Senomyx
- Traded as: Nasdaq: SNMX
- Industry: Biotechnology
- Founded: 1998
- Founder: Lubert Stryer, Paul Nevsky
- Fate: Acquired by Firmenich
- Headquarters: San Diego, California, U.S.

= Senomyx =

American biotechnology company

Senomyx is an American biotechnology company that develops food additives. The company claims to have "reverse engineered" human taste and aroma receptors. It was founded by Lubert Stryer and Paul Nevsky in 1998. On September 17, 2018, private Swiss company Firmenich completed the acquisition of Senomyx.

==History==
Biochemist Lubert Stryer founded Senomyx in 1998. In May 2001, Stryer returned to his professorship at Stanford University and resigned from Senomyx, but continued to be the Chairman of the Scientific Advisory Board.

Around the year 2001, Senomyx patented several flavor enhancers by using "proprietary taste receptor-based assay systems", which have been previously expressed in human cell culture, in HEK293 cells. HEK293 cells are a cell line widely used in biological and medical research, immortalized through a genetic modification removed from the original embryonic kidney cells in the early 1970s.

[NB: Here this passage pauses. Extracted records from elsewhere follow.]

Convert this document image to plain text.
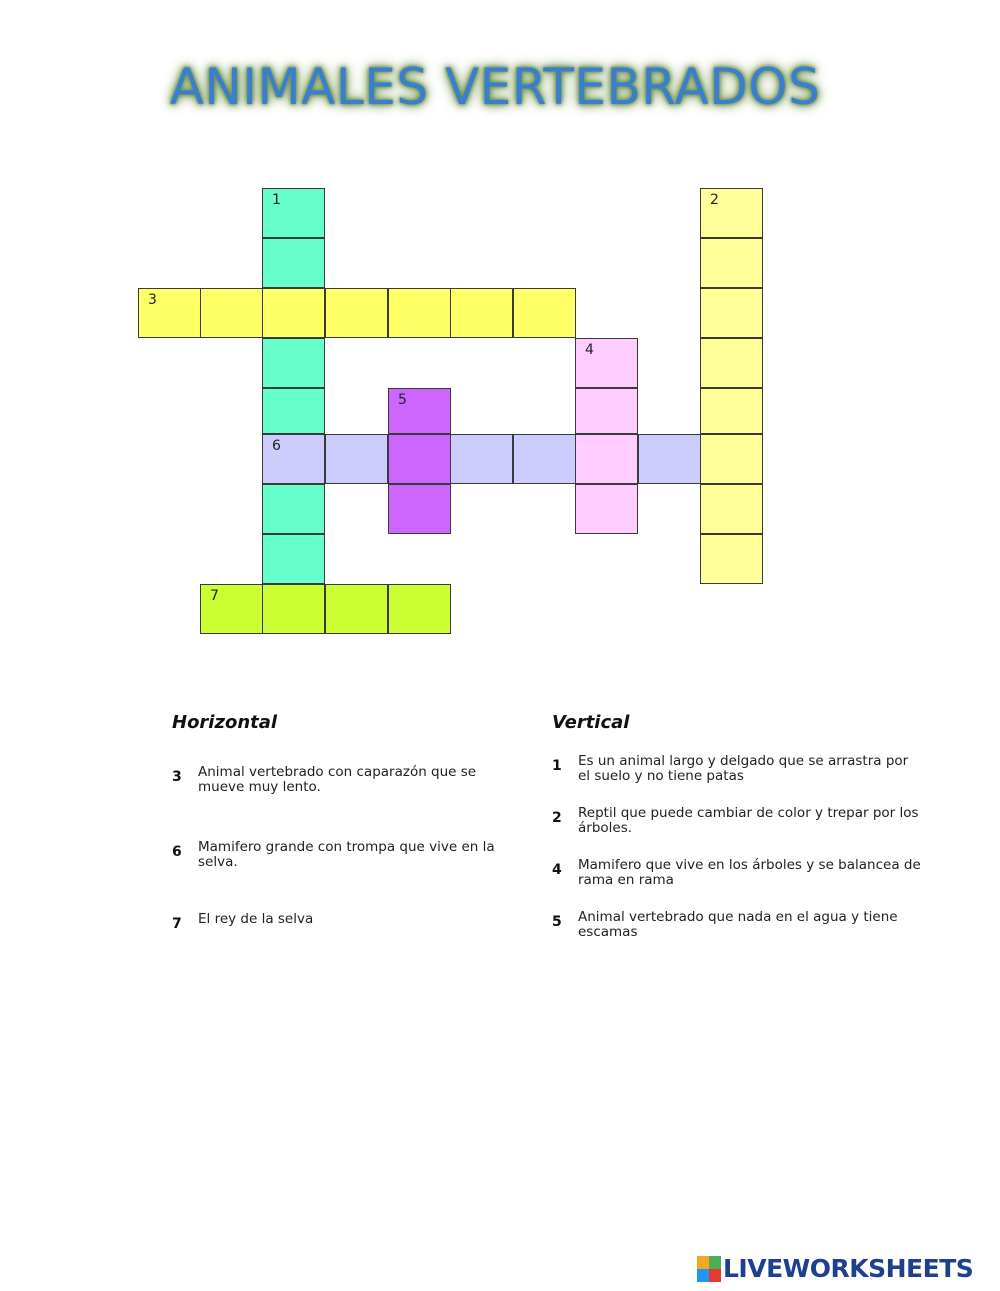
ANIMALES VERTEBRADOS
1	2
3
4
5
6
7
Horizontal
3	Animal vertebrado con caparazón que se mueve muy lento.
6	Mamifero grande con trompa que vive en la selva.
7	El rey de la selva
Vertical
1	Es un animal largo y delgado que se arrastra por el suelo y no tiene patas
2	Reptil que puede cambiar de color y trepar por los árboles.
4	Mamifero que vive en los árboles y se balancea de rama en rama
5	Animal vertebrado que nada en el agua y tiene escamas
LIVEWORKSHEETS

The company's stock declined after PepsiCo reversed a trial rollout of Senomyx ingredients in their sodas in 2016.

==Products==
Senomyx's products work by amplifying the intensity of flavors. This is done by expressing taste receptors and measuring receptor signaling in response to additives. Because very small amounts of the additive are used (reportedly less than one part per million), Senomyx has no obligation to report their ingredients to the consumer. Senomyx products fall under the broad category of "artificial flavors". For the same reason, the company's chemicals have not undergone the FDA safety approval.

Senomyx's MSG-enhancer gained the generally recognized as safe (GRAS) status from the Flavor and Extract Manufacturers Association, an industry-funded organization. It received a positive review by the Joint FAO/WHO Expert Committee on Food Additives, which determined that there were no safety concerns with the use of the Company's savory flavor ingredients in foods. The positive assessment by JECFA is expected to expedite regulatory approvals in a number of countries, particularly those that do not have independent regulatory approval systems.

Based on the company's use of HEK293 cell lines, in 2011 the pro-life organization Children of God for Life issued an action alert calling for a boycott of companies that partnered with Senomyx. This led to a 2012 bill in the Oklahoma legislature, proposed by Ralph Shortey, that would have prohibited the "manufacture or sale of food or products which use aborted human fetuses".